Contact allergy caused by methylisothiazolinone and related isothiazolinones

Date: 18 April 2017

Venue: UAntwerp, Campus Drie Eiken, Building Q, Promotiezaal - Universiteitsplein 1 - 2610 Wilrijk (route: UAntwerpen, Campus Drie Eiken)

Time: 6:30 PM

PhD candidate: Olivier Aerts

Principal investigator: Prof J. Lambert & Prof A. Goossens

Short description: PhD defence Olivier Aerts - Faculty of Medicine and Health Sciences


Isothiazolinone derivatives are synthetic and very efficient preservatives which, owing to their bactericide, fungicide and algaecide properties, are used in cosmetics, household detergents, water-based paints, glues and industrial biocides. The most important derivatives concern: the mixture of methylchloroisothiazolinone and methylisothiazolinone (MCI/MI), MI alone, benzisothiazolinone (BIT), and octylisothiazolinone (OIT). Unfortunately, all these chemicals, MCI/MI and MI in particular, may be the cause of a delayed (type IV, T-cell mediated) hypersensitivity reaction (‘contact allergy’).

This may give rise to ‘allergic contact dermatitis’, which, by means of specific skin tests (‘patch tests’) can be diagnosed. When in 2000 the EU allowed MI (without MCI) as a stand-alone preservative in industrial applications, and in 2005 in cosmetics, problems started to occur: initially occupational dermatitis, in labourers exposed to highly concentrated MI-containing biocides, shortly followed by the first cases of consumers, presenting with allergic contact dermatitis, and sometimes even mucosal and respiratory problems, due to the presence of MI in cosmetics, household detergents, paints, and numerous other products at home or at the workplace. In Europe and beyond an epidemic was born.

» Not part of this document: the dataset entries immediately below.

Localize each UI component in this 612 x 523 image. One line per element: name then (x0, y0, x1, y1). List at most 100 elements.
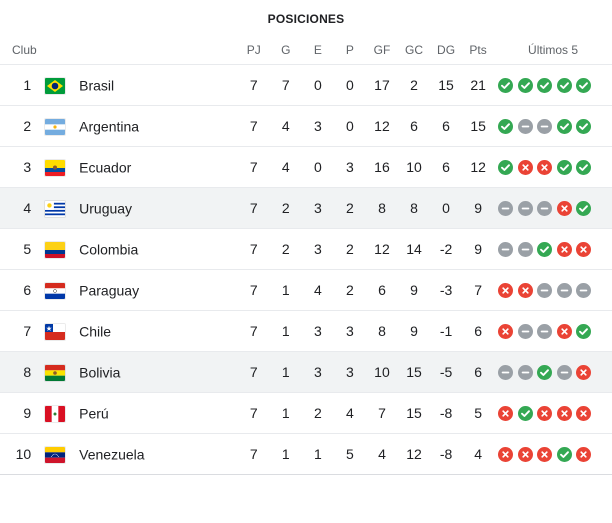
win-icon[interactable] (517, 78, 533, 94)
team-name: Colombia (79, 241, 139, 258)
stat-pj: 7 (237, 146, 270, 188)
loss-icon[interactable] (498, 406, 514, 422)
table-row[interactable]: 5 Colombia 7 2 3 2 12 14 -2 9 (0, 228, 612, 270)
last5-cell (494, 433, 612, 475)
stat-gc: 9 (397, 269, 431, 311)
team-cell[interactable]: Ecuador (35, 146, 238, 188)
draw-icon[interactable] (537, 201, 553, 217)
position-cell: 4 (0, 187, 36, 229)
stat-e: 0 (301, 64, 334, 106)
stat-e: 4 (301, 269, 334, 311)
loss-icon[interactable] (498, 283, 514, 299)
stat-p: 3 (333, 351, 366, 393)
draw-icon[interactable] (498, 365, 514, 381)
win-icon[interactable] (498, 160, 514, 176)
table-row[interactable]: 6 Paraguay 7 1 4 2 6 9 -3 7 (0, 269, 612, 311)
loss-icon[interactable] (498, 447, 514, 463)
table-row[interactable]: 7 Chile 7 1 3 3 8 9 -1 6 (0, 310, 612, 352)
table-row[interactable]: 2 Argentina 7 4 3 0 12 6 6 15 (0, 105, 612, 147)
win-icon[interactable] (537, 365, 553, 381)
loss-icon[interactable] (537, 160, 553, 176)
team-cell[interactable]: Bolivia (35, 351, 238, 393)
draw-icon[interactable] (537, 119, 553, 135)
stat-gf: 12 (365, 228, 398, 270)
stat-pts: 6 (462, 310, 495, 352)
table-row[interactable]: 10 Venezuela 7 1 1 5 4 12 -8 4 (0, 433, 612, 475)
loss-icon[interactable] (537, 447, 553, 463)
draw-icon[interactable] (517, 365, 533, 381)
stat-gc: 8 (397, 187, 431, 229)
team-cell[interactable]: Argentina (35, 105, 238, 147)
stat-dg: -5 (430, 351, 463, 393)
loss-icon[interactable] (576, 447, 592, 463)
position-cell: 5 (0, 228, 36, 270)
win-icon[interactable] (498, 119, 514, 135)
draw-icon[interactable] (517, 242, 533, 258)
win-icon[interactable] (498, 78, 514, 94)
draw-icon[interactable] (537, 283, 553, 299)
stat-g: 4 (269, 105, 302, 147)
last5-cell (494, 228, 612, 270)
stat-pts: 21 (462, 64, 495, 106)
team-name: Argentina (79, 118, 140, 135)
table-row[interactable]: 9 Perú 7 1 2 4 7 15 -8 5 (0, 392, 612, 434)
peru-flag-icon (45, 405, 66, 422)
win-icon[interactable] (556, 78, 572, 94)
win-icon[interactable] (556, 160, 572, 176)
table-row[interactable]: 8 Bolivia 7 1 3 3 10 15 -5 6 (0, 351, 612, 393)
table-row[interactable]: 3 Ecuador 7 4 0 3 16 10 6 12 (0, 146, 612, 188)
team-name: Paraguay (79, 282, 140, 299)
win-icon[interactable] (517, 406, 533, 422)
draw-icon[interactable] (517, 201, 533, 217)
loss-icon[interactable] (576, 406, 592, 422)
win-icon[interactable] (556, 447, 572, 463)
loss-icon[interactable] (556, 406, 572, 422)
draw-icon[interactable] (517, 119, 533, 135)
stat-pj: 7 (237, 187, 270, 229)
team-cell[interactable]: Perú (35, 392, 238, 434)
last5-cell (494, 64, 612, 106)
team-cell[interactable]: Colombia (35, 228, 238, 270)
stat-gf: 4 (365, 433, 398, 475)
team-cell[interactable]: Chile (35, 310, 238, 352)
loss-icon[interactable] (556, 324, 572, 340)
loss-icon[interactable] (537, 406, 553, 422)
loss-icon[interactable] (517, 160, 533, 176)
win-icon[interactable] (576, 324, 592, 340)
win-icon[interactable] (576, 160, 592, 176)
draw-icon[interactable] (576, 283, 592, 299)
team-cell[interactable]: Paraguay (35, 269, 238, 311)
stat-p: 5 (333, 433, 366, 475)
stat-pj: 7 (237, 228, 270, 270)
loss-icon[interactable] (576, 365, 592, 381)
stat-pj: 7 (237, 105, 270, 147)
win-icon[interactable] (537, 78, 553, 94)
draw-icon[interactable] (556, 283, 572, 299)
team-cell[interactable]: Uruguay (35, 187, 238, 229)
draw-icon[interactable] (517, 324, 533, 340)
loss-icon[interactable] (576, 242, 592, 258)
win-icon[interactable] (537, 242, 553, 258)
team-cell[interactable]: Venezuela (35, 433, 238, 475)
win-icon[interactable] (576, 201, 592, 217)
loss-icon[interactable] (556, 201, 572, 217)
stat-pj: 7 (237, 351, 270, 393)
win-icon[interactable] (576, 119, 592, 135)
table-row[interactable]: 4 Uruguay 7 2 3 2 8 8 0 9 (0, 187, 612, 229)
team-name: Uruguay (79, 200, 133, 217)
win-icon[interactable] (576, 78, 592, 94)
team-cell[interactable]: Brasil (35, 64, 238, 106)
stat-dg: 0 (430, 187, 463, 229)
draw-icon[interactable] (498, 201, 514, 217)
draw-icon[interactable] (556, 365, 572, 381)
loss-icon[interactable] (498, 324, 514, 340)
draw-icon[interactable] (498, 242, 514, 258)
stat-gf: 8 (365, 187, 398, 229)
table-row[interactable]: 1 Brasil 7 7 0 0 17 2 15 21 (0, 64, 612, 106)
loss-icon[interactable] (517, 283, 533, 299)
draw-icon[interactable] (537, 324, 553, 340)
stat-gf: 8 (365, 310, 398, 352)
win-icon[interactable] (556, 119, 572, 135)
loss-icon[interactable] (517, 447, 533, 463)
loss-icon[interactable] (556, 242, 572, 258)
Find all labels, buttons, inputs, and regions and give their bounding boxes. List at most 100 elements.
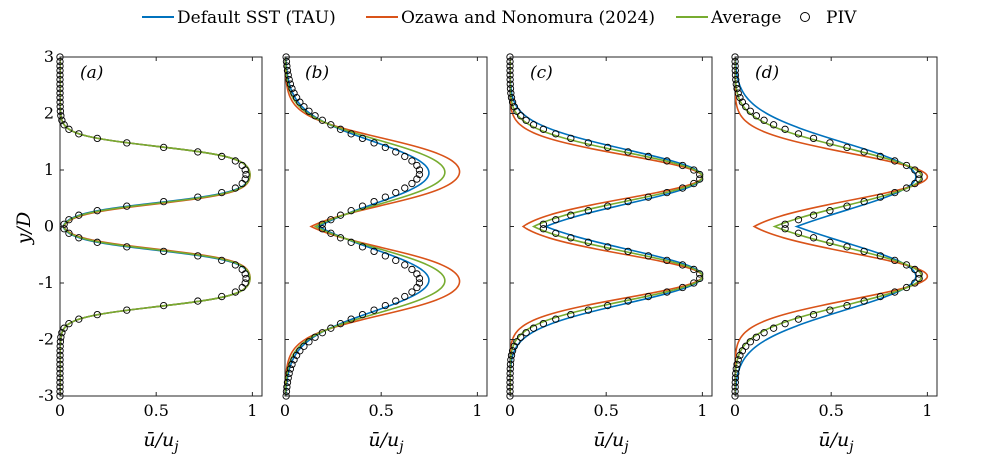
piv-point [413, 270, 421, 278]
piv-point [65, 125, 73, 133]
piv-point [696, 274, 704, 283]
piv-point [644, 152, 652, 161]
piv-point [826, 306, 834, 314]
piv-point [58, 329, 66, 337]
piv-point [56, 80, 64, 88]
piv-point [781, 225, 789, 233]
piv-point [604, 243, 612, 251]
piv-point [282, 53, 290, 61]
piv-point [876, 252, 884, 260]
y-tick-label: 3 [44, 47, 54, 66]
piv-point [318, 220, 326, 228]
piv-point [506, 75, 514, 84]
piv-point [318, 225, 326, 233]
piv-point [539, 220, 547, 228]
piv-point [843, 301, 851, 310]
piv-point [56, 89, 64, 97]
panel-label: (d) [755, 63, 779, 83]
piv-point [860, 297, 868, 305]
piv-point [690, 265, 698, 274]
piv-point [218, 152, 226, 161]
panel-frame [59, 56, 263, 397]
piv-point [401, 152, 409, 161]
piv-point [160, 301, 168, 310]
piv-point [56, 365, 64, 373]
piv-point [283, 383, 291, 391]
piv-point [733, 84, 741, 93]
piv-point [60, 225, 68, 233]
piv-point [731, 66, 739, 75]
piv-point [584, 139, 592, 147]
piv-point [194, 297, 202, 305]
piv-point [336, 125, 345, 133]
piv-point [336, 234, 345, 242]
series-sst-line [735, 57, 917, 396]
piv-point [510, 103, 518, 111]
y-tick-label: -3 [38, 386, 54, 405]
piv-point [241, 279, 249, 287]
y-tick-label: -2 [38, 330, 54, 349]
piv-point [370, 197, 378, 206]
piv-point [690, 166, 698, 174]
piv-point [506, 84, 515, 93]
piv-point [552, 315, 560, 323]
y-tick-label: 1 [44, 160, 54, 179]
piv-point [734, 356, 742, 364]
panel-frame [509, 56, 713, 397]
piv-point [809, 234, 818, 242]
piv-point [911, 179, 919, 188]
panel-c: 0 0.5 1 ū/uj (c) [505, 53, 713, 455]
piv-point [644, 193, 652, 201]
piv-point [732, 369, 740, 378]
x-tick-label: 0.5 [143, 401, 168, 420]
x-tick-label: 1 [247, 401, 257, 420]
piv-point [506, 360, 515, 369]
x-tick-label: 1 [472, 401, 482, 420]
panel-label: (b) [305, 63, 329, 83]
piv-point [506, 62, 514, 70]
panel-label: (c) [530, 63, 553, 83]
piv-point [415, 279, 424, 287]
piv-point [358, 243, 367, 251]
piv-point [57, 112, 65, 120]
piv-point [231, 184, 240, 192]
piv-point [318, 116, 326, 124]
piv-point [218, 256, 226, 265]
piv-point [358, 134, 367, 143]
x-tick-label: 1 [922, 401, 932, 420]
piv-point [678, 184, 687, 192]
piv-point [327, 324, 335, 332]
piv-point [242, 170, 250, 179]
piv-point [911, 265, 919, 274]
piv-point [891, 188, 899, 197]
piv-point [358, 310, 367, 319]
piv-point [902, 283, 911, 292]
piv-point [413, 161, 421, 170]
legend-piv-label: PIV [826, 8, 857, 28]
piv-point [644, 292, 652, 301]
piv-point [769, 324, 778, 332]
piv-point [300, 103, 308, 111]
piv-point [529, 121, 538, 129]
x-axis-label: ū/uj [818, 429, 854, 455]
piv-point [552, 229, 560, 237]
piv-point [56, 356, 64, 364]
piv-point [508, 98, 517, 106]
piv-point [809, 310, 818, 319]
piv-point [696, 270, 704, 278]
piv-point [567, 134, 575, 143]
piv-point [891, 256, 899, 265]
piv-point [506, 374, 514, 382]
piv-point [891, 288, 899, 296]
piv-point [769, 121, 778, 129]
piv-point [552, 130, 560, 138]
piv-point [311, 112, 319, 120]
piv-point [218, 188, 226, 197]
piv-point [93, 134, 101, 143]
piv-point [408, 157, 416, 165]
piv-point [65, 320, 73, 328]
y-axis-label: y/D [13, 212, 35, 245]
piv-point [731, 378, 739, 387]
series-average-line [285, 57, 446, 396]
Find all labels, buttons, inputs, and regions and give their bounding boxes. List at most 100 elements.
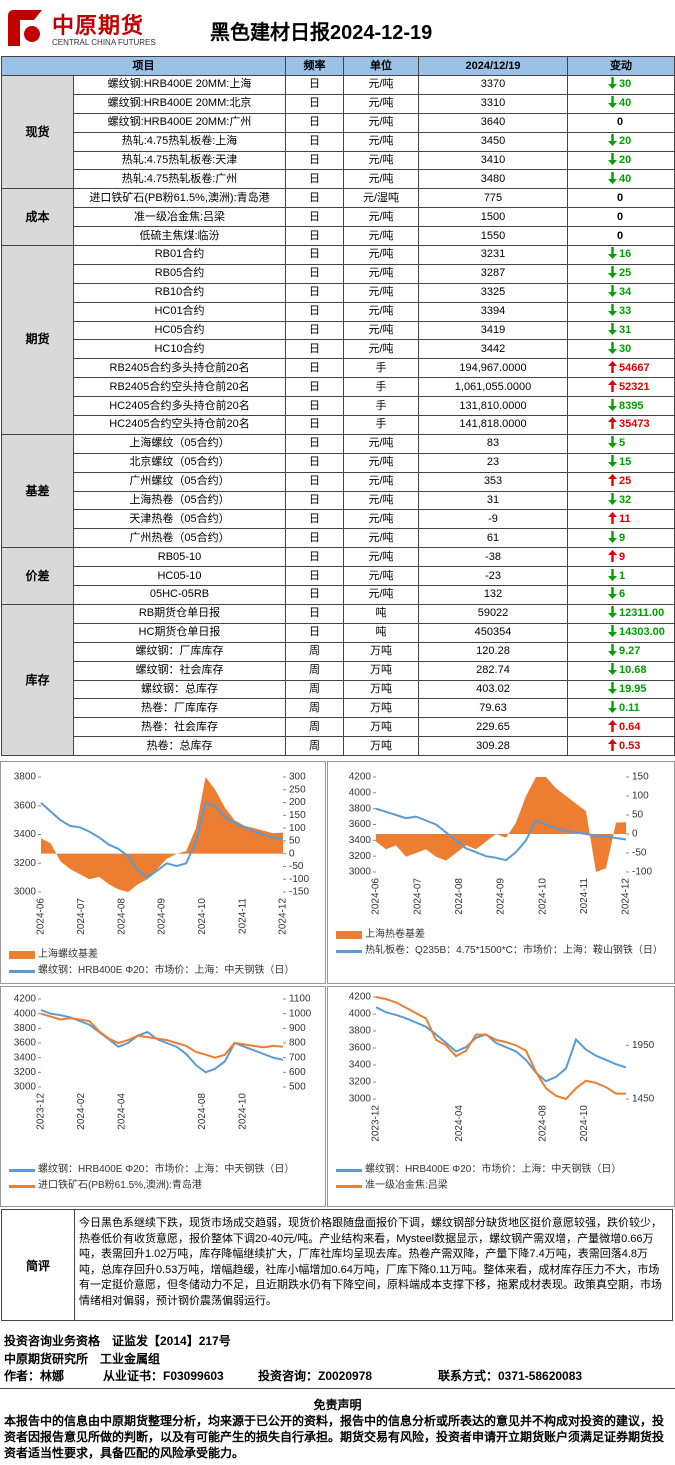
table-row: 螺纹钢:HRB400E 20MM:北京日元/吨 3310 40 xyxy=(2,93,675,114)
item-cell: HC05-10 xyxy=(73,566,286,587)
change-value: 19.95 xyxy=(619,682,647,695)
chart: 3000 3200 3400 3600 3800 4000 4200 500 600 700 800… xyxy=(0,986,326,1207)
group-cell: 价差 xyxy=(1,547,74,605)
unit-cell: 元/吨 xyxy=(343,320,419,341)
legend: 螺纹钢：HRB400E Φ20：市场价：上海：中天钢铁（日） 准一级冶金焦:吕梁 xyxy=(336,1163,668,1195)
value-cell: 131,810.0000 xyxy=(418,396,568,417)
freq-cell: 周 xyxy=(285,641,344,662)
unit-cell: 元/湿吨 xyxy=(343,188,419,209)
freq-cell: 日 xyxy=(285,339,344,360)
value-cell: 309.28 xyxy=(418,736,568,757)
legend-swatch xyxy=(336,1169,362,1172)
freq-cell: 日 xyxy=(285,528,344,549)
freq-cell: 周 xyxy=(285,698,344,719)
freq-cell: 日 xyxy=(285,396,344,417)
change-value: 0 xyxy=(617,229,624,242)
table-row: 热轧:4.75热轧板卷:天津日元/吨 3410 20 xyxy=(2,150,675,171)
y-tick-label: 3800 xyxy=(349,803,372,814)
legend-label: 上海热卷基差 xyxy=(365,929,425,940)
change-cell: 34 xyxy=(567,282,675,303)
group-cell: 现货 xyxy=(1,74,74,190)
unit-cell: 万吨 xyxy=(343,736,419,757)
arrow-shape xyxy=(608,700,617,713)
divider xyxy=(0,1388,675,1389)
change-value: 8395 xyxy=(619,399,644,412)
change-cell: 14303.00 xyxy=(567,622,675,643)
y2-tick-label: 500 xyxy=(289,1082,306,1093)
arrow-down xyxy=(608,153,617,165)
x-tick-label: 2024-08 xyxy=(537,1105,548,1142)
change-value: 31 xyxy=(619,324,632,337)
line xyxy=(375,1006,627,1083)
change-cell: 1 xyxy=(567,566,675,587)
arrow-down xyxy=(608,398,617,411)
legend-label: 准一级冶金焦:吕梁 xyxy=(365,1180,448,1191)
line xyxy=(40,1009,284,1074)
change-value: 0.64 xyxy=(619,720,641,733)
freq-cell: 日 xyxy=(285,452,344,473)
y-tick-label: 3000 xyxy=(14,1082,37,1093)
y-tick-label: 3000 xyxy=(14,887,37,898)
value-cell: 3410 xyxy=(418,150,568,171)
y2-tick-label: 150 xyxy=(289,810,306,821)
legend: 上海螺纹基差 螺纹钢：HRB400E Φ20：市场价：上海：中天钢铁（日） xyxy=(9,948,319,980)
legend-swatch xyxy=(9,970,35,973)
freq-cell: 日 xyxy=(285,358,344,379)
line xyxy=(40,1012,284,1059)
value-cell: 3231 xyxy=(418,245,568,265)
arrow-shape xyxy=(608,587,617,600)
chart-svg: 3000 3200 3400 3600 3800 -150 -100 -50 050 100 150… xyxy=(14,772,310,935)
arrow-shape xyxy=(608,304,617,317)
change-value: 25 xyxy=(619,475,632,488)
unit-cell: 元/吨 xyxy=(343,112,419,133)
change-value: 1 xyxy=(619,569,626,582)
legend-swatch xyxy=(9,951,35,959)
arrow-up xyxy=(608,360,617,373)
arrow-shape xyxy=(608,171,617,184)
change-value: 15 xyxy=(619,456,632,469)
change-value: 0 xyxy=(617,116,624,129)
unit-cell: 元/吨 xyxy=(343,150,419,171)
arrow-shape xyxy=(608,134,617,147)
y-tick-label: 3200 xyxy=(14,858,37,869)
table-row: 热卷：总库存周万吨 309.28 0.53 xyxy=(2,736,675,757)
x-tick-label: 2023-12 xyxy=(371,1105,382,1142)
table-row: 成本 进口铁矿石(PB粉61.5%,澳洲):青岛港日元/湿吨 775 0 xyxy=(1,188,675,247)
y-tick-label: 3600 xyxy=(349,819,372,830)
item-cell: HC2405合约空头持仓前20名 xyxy=(73,415,286,435)
table-row: 准一级冶金焦:吕梁日元/吨 1500 0 xyxy=(2,207,675,228)
change-value: 0 xyxy=(617,191,624,204)
table-row: 广州热卷（05合约）日元/吨 61 9 xyxy=(2,528,675,549)
value-cell: 1550 xyxy=(418,226,568,247)
change-cell: 0 xyxy=(567,112,675,133)
freq-cell: 日 xyxy=(285,226,344,247)
freq-cell: 日 xyxy=(285,320,344,341)
logo-dot xyxy=(24,26,40,42)
line xyxy=(40,801,284,879)
y-tick-label: 3200 xyxy=(14,1067,37,1078)
y2-tick-label: 50 xyxy=(289,836,301,847)
value-cell: 353 xyxy=(418,471,568,492)
table-row: 广州螺纹（05合约）日元/吨 353 25 xyxy=(2,471,675,492)
value-cell: 775 xyxy=(418,188,568,209)
arrow-down xyxy=(608,606,617,619)
change-cell: 0.64 xyxy=(567,717,675,738)
change-cell: 20 xyxy=(567,131,675,152)
item-cell: 热卷：社会库存 xyxy=(73,717,286,738)
legend-entry: 上海螺纹基差 xyxy=(9,948,319,962)
value-cell: -38 xyxy=(418,547,568,568)
legend-swatch xyxy=(9,1185,35,1188)
chart: 3000 3200 3400 3600 3800 4000 4200 -100 -50 0 50 10… xyxy=(327,761,675,984)
legend-swatch xyxy=(336,950,362,953)
arrow-shape xyxy=(608,247,617,260)
item-cell: RB10合约 xyxy=(73,282,286,303)
item-cell: 低硫主焦煤:临汾 xyxy=(73,226,286,247)
item-cell: 北京螺纹（05合约） xyxy=(73,452,286,473)
value-cell: 403.02 xyxy=(418,679,568,700)
freq-cell: 日 xyxy=(285,490,344,511)
item-cell: RB05合约 xyxy=(73,263,286,284)
value-cell: 3370 xyxy=(418,75,568,95)
comment-box: 简评 今日黑色系继续下跌，现货市场成交趋弱，现货价格跟随盘面报价下调，螺纹钢部分… xyxy=(1,1209,673,1321)
change-value: 5 xyxy=(619,437,626,450)
table-row: 热轧:4.75热轧板卷:广州日元/吨 3480 40 xyxy=(2,169,675,190)
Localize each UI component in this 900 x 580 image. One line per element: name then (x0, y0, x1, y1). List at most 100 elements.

This doctoral thesis describes the dramatic sensitization rate to MI in Belgium, the many clinical characteristics of allergic contact dermatitis caused by MI, the most important allergen sources containing MI, the potential cross-reactivity between different isothiazolinone derivatives, the use concentrations of isothiazolinones in cosmetics, detergents, and paints, and the -sometimes incorrect- labelling of the former two products. Finally, we show that OIT is a relevant contact allergen in leather goods for consumers, and we discuss the implications this may have for the study of cross-reactivity between MI and OIT.